I am using Xgboost for a Machine Learning task, my dataset is relatively small, with 3153 observations and 46 features. I follow the steps in https://www.analyticsvidhya.com/blog/2016/02/complete-guide-parameter-tuning-gradient-boosting-gbm-python/#comment-152592 but the model seems to perform worse after hyperparameter tuning.

My original parameters are:

xgb1 = XGBClassifier(

learning_rate =0.01,

n_estimators=1000,

max_depth=5,

min_child_weight=1,

gamma=0,

subsample=0.8,

colsample_bytree=0.8,

objective= ‘binary:logistic’,

nthread=4,

scale_pos_weight=1,

seed=27)

And I got an AUC of 0.911 for training set, 0.949 for testing set.

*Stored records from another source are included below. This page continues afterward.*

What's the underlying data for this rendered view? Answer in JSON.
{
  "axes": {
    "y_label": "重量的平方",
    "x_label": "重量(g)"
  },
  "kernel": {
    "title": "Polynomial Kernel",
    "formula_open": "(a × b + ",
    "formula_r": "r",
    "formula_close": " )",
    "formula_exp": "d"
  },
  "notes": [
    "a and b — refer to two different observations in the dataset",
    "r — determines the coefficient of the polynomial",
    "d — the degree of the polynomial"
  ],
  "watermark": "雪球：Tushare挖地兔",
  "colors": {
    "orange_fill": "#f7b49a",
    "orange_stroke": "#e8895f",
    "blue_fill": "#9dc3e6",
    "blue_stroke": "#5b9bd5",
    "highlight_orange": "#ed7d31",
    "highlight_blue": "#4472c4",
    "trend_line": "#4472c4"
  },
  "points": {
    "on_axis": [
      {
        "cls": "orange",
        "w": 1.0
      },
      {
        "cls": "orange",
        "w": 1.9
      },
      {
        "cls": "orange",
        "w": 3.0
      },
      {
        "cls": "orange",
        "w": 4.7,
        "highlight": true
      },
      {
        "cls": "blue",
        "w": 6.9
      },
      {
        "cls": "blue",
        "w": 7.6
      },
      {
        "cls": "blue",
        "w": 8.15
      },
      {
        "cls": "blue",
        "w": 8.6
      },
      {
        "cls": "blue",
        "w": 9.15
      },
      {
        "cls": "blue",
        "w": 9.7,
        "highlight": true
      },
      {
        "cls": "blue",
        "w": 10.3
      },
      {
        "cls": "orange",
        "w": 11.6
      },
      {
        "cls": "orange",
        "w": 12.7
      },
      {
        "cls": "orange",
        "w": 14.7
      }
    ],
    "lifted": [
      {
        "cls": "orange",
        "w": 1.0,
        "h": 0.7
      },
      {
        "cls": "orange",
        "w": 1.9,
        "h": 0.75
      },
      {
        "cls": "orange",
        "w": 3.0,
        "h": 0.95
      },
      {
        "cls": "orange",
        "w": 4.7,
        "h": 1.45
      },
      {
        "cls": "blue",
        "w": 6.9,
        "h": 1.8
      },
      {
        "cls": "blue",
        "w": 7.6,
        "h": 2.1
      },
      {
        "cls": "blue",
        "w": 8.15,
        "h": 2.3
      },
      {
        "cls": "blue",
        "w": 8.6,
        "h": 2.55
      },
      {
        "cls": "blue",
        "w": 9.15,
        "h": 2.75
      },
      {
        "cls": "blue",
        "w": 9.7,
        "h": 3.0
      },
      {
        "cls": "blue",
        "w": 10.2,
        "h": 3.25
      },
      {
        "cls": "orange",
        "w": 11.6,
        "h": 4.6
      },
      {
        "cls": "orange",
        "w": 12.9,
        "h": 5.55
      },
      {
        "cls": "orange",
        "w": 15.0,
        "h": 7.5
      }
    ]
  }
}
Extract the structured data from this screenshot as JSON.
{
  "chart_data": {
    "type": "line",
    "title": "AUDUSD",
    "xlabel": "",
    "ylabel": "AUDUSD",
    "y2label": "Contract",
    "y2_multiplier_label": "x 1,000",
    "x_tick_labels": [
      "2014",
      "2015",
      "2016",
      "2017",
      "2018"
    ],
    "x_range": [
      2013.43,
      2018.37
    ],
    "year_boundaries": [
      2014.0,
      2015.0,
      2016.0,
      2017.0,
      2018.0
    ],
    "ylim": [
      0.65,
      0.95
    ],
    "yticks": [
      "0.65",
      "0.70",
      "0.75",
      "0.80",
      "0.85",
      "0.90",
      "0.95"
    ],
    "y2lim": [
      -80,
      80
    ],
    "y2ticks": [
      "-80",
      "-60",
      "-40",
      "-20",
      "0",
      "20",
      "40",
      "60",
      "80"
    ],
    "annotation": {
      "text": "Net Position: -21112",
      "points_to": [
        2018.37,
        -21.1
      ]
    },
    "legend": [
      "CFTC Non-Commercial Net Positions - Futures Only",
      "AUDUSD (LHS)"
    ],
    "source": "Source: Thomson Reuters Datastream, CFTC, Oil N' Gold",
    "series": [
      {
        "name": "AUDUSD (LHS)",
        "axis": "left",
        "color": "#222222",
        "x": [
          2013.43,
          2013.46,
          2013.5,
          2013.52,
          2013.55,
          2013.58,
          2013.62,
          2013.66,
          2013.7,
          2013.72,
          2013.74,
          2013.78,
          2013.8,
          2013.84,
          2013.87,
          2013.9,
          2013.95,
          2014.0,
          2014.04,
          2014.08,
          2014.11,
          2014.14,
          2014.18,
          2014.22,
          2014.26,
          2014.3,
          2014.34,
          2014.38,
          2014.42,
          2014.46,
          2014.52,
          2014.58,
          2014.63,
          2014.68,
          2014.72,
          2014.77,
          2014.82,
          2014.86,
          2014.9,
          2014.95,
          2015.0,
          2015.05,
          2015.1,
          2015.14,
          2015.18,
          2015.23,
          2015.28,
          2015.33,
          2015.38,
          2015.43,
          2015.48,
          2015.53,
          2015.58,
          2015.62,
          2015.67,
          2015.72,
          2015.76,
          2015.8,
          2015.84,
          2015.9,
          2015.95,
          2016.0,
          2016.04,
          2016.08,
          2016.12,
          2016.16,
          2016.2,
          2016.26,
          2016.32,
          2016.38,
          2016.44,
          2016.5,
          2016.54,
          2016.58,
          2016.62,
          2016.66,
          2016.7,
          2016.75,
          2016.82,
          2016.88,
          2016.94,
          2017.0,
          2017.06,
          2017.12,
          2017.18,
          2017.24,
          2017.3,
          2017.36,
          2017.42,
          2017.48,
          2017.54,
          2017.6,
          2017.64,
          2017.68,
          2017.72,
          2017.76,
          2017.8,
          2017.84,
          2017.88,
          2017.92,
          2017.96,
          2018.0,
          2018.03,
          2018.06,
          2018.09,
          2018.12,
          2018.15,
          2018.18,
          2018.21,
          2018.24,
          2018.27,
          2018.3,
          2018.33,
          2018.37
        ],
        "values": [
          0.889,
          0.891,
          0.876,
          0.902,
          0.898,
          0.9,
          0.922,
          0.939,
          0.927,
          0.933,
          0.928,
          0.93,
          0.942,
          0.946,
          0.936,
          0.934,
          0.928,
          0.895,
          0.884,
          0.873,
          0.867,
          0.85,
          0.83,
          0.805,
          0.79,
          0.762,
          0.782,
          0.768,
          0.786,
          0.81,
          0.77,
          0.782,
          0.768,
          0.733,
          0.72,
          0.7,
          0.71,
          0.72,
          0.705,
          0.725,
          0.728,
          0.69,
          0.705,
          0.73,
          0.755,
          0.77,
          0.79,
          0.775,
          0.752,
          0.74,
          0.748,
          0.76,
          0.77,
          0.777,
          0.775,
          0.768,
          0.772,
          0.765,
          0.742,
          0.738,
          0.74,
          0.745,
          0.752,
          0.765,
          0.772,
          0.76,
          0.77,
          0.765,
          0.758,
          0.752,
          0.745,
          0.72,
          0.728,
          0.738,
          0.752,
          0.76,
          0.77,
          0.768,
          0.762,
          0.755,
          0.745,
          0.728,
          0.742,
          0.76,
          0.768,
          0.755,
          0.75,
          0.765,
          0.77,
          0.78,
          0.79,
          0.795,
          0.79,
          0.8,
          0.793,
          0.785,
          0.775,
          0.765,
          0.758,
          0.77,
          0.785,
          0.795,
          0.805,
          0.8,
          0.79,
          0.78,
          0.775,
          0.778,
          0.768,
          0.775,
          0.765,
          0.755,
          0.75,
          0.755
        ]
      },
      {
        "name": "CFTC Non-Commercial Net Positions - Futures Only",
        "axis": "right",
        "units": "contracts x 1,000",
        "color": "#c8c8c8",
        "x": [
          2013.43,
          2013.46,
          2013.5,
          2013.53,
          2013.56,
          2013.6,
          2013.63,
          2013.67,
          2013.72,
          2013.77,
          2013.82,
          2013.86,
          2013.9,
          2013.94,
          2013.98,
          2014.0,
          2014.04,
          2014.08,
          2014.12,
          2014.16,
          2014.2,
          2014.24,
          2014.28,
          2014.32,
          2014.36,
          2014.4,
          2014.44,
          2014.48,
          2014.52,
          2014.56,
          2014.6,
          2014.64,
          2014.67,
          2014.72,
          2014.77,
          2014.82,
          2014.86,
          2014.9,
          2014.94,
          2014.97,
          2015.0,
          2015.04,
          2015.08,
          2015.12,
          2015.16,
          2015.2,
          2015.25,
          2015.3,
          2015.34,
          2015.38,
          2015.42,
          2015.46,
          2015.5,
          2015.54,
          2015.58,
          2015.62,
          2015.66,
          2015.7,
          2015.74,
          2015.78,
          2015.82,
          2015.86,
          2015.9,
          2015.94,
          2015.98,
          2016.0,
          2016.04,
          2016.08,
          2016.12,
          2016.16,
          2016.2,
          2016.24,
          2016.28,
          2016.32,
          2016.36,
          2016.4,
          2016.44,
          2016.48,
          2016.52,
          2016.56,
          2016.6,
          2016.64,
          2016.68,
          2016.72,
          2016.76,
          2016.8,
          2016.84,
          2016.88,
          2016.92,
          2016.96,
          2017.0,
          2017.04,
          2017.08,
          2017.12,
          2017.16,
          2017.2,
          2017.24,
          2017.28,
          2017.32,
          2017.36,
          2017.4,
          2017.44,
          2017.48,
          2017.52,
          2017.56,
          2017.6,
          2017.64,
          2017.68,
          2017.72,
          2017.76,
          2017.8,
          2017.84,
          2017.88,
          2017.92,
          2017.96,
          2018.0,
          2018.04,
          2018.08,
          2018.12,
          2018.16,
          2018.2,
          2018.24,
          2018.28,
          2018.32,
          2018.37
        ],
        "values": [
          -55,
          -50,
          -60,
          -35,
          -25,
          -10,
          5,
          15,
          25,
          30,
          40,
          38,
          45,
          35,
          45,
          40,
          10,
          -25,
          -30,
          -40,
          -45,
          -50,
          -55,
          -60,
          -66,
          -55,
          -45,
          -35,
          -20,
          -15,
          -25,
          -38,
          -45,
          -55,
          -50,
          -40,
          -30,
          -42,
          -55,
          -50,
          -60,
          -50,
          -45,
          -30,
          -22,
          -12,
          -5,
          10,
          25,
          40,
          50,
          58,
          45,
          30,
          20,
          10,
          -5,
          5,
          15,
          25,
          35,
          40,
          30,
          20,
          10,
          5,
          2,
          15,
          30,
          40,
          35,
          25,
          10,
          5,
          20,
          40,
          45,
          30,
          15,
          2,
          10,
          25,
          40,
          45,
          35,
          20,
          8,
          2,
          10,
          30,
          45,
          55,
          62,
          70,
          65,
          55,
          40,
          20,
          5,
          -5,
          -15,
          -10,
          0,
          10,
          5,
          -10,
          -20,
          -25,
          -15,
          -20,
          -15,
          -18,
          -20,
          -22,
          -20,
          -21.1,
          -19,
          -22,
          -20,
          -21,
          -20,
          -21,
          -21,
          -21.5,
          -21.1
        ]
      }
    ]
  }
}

After I change the parameters according to the result of GridSearchCV, model was like:

xgb2 = XGBClassifier(

learning_rate =0.01,

n_estimators=1000,

max_depth=3,

min_child_weight=5,

gamma=0.2,

subsample=0.8,

colsample_bytree=0.8,

objective= ‘binary:logistic’,

nthread=4,

scale_pos_weight=1,

seed=0)

Then the AUC for training set dropped to 0.892, for testing set it dropped to 0.917. I really feel confused. Hoping for your help!